Label: 5 – HT Records
Release: Februar 2004
Von: Ole
Punkte: 7,5
Time: 52:07
Stil: Goth / Death Rock
URL: Columbia Obstruction Box
 

Nein, leicht machen es die Kölner Death-Rocker COLUMBIA OBSTRUCTION BOX ihrer Zielgruppe wirklich nicht. Denn, was heißt hier überhaupt „Death Rock“?! Auf ihrem Debüt A Single Rat’s Record versammeln sie eine illustre Reihe von Einflüssen, angefangen bei Goth, Punk, Rock bis Electro.
Angehörs von Tracks wie Blood In Me, Alone oder Shot Goodbye drängt sich unweigerlich der Vergleich mit einer Light-Version der 69 Eyes auf: „Jetzt neu: Mit 30 % weniger Kitsch!“ oder so ähnlich... An anderer Stelle (1m 2) wiederum klingt es eher nach Danzig, den Doors und sogar ein bißchen Type O Negative.
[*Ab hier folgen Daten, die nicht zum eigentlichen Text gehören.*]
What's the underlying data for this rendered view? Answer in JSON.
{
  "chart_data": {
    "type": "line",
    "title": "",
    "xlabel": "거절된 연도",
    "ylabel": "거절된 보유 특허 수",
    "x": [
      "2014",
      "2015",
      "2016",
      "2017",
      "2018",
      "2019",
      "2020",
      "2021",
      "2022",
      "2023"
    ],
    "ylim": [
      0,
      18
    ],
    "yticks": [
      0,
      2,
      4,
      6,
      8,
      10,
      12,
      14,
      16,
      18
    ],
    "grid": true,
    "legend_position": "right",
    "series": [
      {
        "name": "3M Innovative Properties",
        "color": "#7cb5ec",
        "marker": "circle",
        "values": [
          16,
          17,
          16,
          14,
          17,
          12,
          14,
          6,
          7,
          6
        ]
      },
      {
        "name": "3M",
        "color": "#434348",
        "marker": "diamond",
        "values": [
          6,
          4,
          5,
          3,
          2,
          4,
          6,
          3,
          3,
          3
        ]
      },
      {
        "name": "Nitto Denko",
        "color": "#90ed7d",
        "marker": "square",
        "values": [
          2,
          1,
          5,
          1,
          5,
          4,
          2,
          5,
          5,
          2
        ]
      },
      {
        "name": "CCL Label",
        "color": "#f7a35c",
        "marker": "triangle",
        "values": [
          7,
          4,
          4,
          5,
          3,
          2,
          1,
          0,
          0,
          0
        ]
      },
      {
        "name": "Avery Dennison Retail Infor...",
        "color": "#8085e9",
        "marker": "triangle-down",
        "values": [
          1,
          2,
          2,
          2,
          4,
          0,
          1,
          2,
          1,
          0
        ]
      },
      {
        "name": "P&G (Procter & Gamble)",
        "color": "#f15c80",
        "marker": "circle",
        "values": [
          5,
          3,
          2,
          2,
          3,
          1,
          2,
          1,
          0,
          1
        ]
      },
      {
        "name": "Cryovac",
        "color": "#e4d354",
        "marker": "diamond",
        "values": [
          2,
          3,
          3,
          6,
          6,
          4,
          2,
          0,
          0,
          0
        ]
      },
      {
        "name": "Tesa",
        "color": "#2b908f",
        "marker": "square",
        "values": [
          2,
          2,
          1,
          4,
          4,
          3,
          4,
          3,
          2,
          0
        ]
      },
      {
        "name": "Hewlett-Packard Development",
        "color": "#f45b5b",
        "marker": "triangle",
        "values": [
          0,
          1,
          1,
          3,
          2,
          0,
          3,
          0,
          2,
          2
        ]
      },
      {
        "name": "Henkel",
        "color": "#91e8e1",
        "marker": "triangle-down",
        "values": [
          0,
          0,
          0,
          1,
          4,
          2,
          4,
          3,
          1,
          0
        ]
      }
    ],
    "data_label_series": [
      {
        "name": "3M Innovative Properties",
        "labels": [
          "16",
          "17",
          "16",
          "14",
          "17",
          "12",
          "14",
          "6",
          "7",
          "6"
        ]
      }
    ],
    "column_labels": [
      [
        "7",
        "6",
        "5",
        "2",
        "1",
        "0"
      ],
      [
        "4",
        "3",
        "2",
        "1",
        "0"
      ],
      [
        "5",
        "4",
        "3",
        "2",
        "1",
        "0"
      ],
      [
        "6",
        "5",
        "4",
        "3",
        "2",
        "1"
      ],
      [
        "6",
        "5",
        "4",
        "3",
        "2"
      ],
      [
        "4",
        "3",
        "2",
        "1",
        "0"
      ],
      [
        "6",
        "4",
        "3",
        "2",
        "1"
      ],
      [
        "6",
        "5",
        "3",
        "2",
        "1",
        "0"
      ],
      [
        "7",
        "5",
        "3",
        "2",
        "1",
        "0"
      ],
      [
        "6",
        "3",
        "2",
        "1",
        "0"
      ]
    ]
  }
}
Doch im Gegensatz zu vielen Genre-Kollegen suhlen sich die Kölner mit einem Hang zur kalkulierten Disharmonie geradezu im Groove. Alone verbreitet angenehme Friedhofs-Frösteln wie in einem Horror B-Movie. In 1 m 2 quäkt eine Schweineorgel, Broken Nose wird unterwandert von Breitwand-Streichern, Winter’s Bed wartet mit chilligen Vibraphonklängen auf, nur um kurze Zeit später von einem wütenden Punk-Beat niedergemalmt zu werden. Außerdem scheint sich das Quintett selbst nicht allzu ernst zu nehmen. Wie sonst sind Zeilen wie „Wave your hands in the air, like you don’t care“ zu verstehen bzw. wer verlangt lauthals nach einer Krankenschwester, nur weil er kein Schwedisch spricht? Das ist doch nun wirklich kein „Worst Case Scenario“!
Der Sound ist fett, die Stücke vielseitig. Und trotzdem will sich die Scheibe nicht so recht einprägen. Der (durchaus positive) Eindruck der Tracks wirkt eben nur so lang, wie sie dauern. Sounds, Melodien, die sich langfristig ins akustische Gedächtnis brennen, sucht man vergeblich. Aber für ein Debüt eine beachtliche Leistung.